There was a statistically significant lower mean value of serum CD4+ counts and CD4+CD8+ ratio in the bath PUVA group after treatment when compared to those before treatment.
Also on comparing the mean difference (decrease) between the two groups : PUVA showed a statistically significant decrease after treatment in serum CD4+ counts and PASI score than UVB group but the difference between the two groups was not significant regarding the other variables.
In conclusion this study shows that bath PUVA is superior to NB-UVB treatment as bath PUVA showed higher rates of improvement than NB-UVB group and also bath PUVA showed a statistically significant decrease after treatment in serum CD4+ counts and PASI score than NB-UVB group.

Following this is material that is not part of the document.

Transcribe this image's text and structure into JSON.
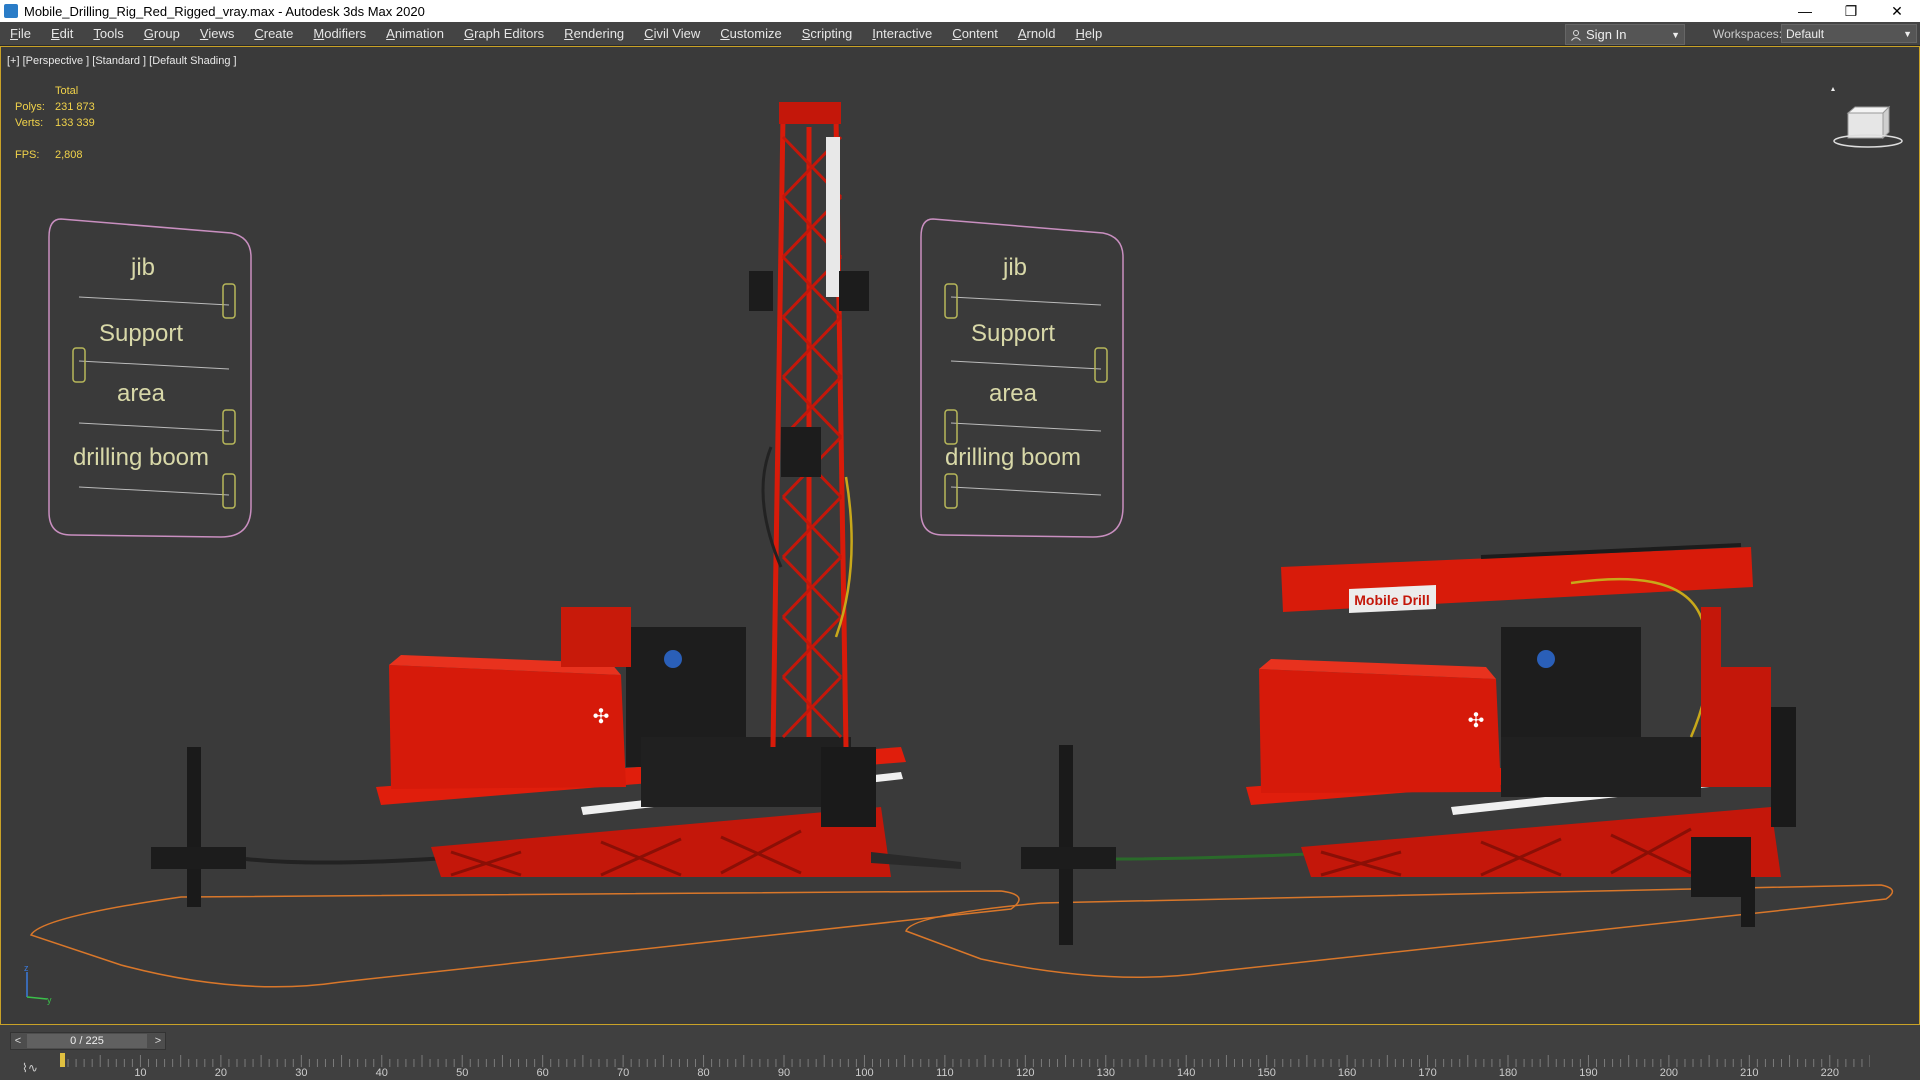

The fact that many factors are implicated in the pathogenesis of psoriasis can explain the variability in the results produced by different studies. Since we did not study CD4+ T cells and CD8+ T in the skin, we could not exclude that the decrease in CD4+ T cells in the peripheral blood might come from the decrease of CD4+T cells in the skin lesions. Further studies are needed to elucidate the direct role ofCD4+ and CD8+ T cells in the skin of patients with psoriasis before and after treatment with bath PUVA and NB-UVB and its relation to serum finding.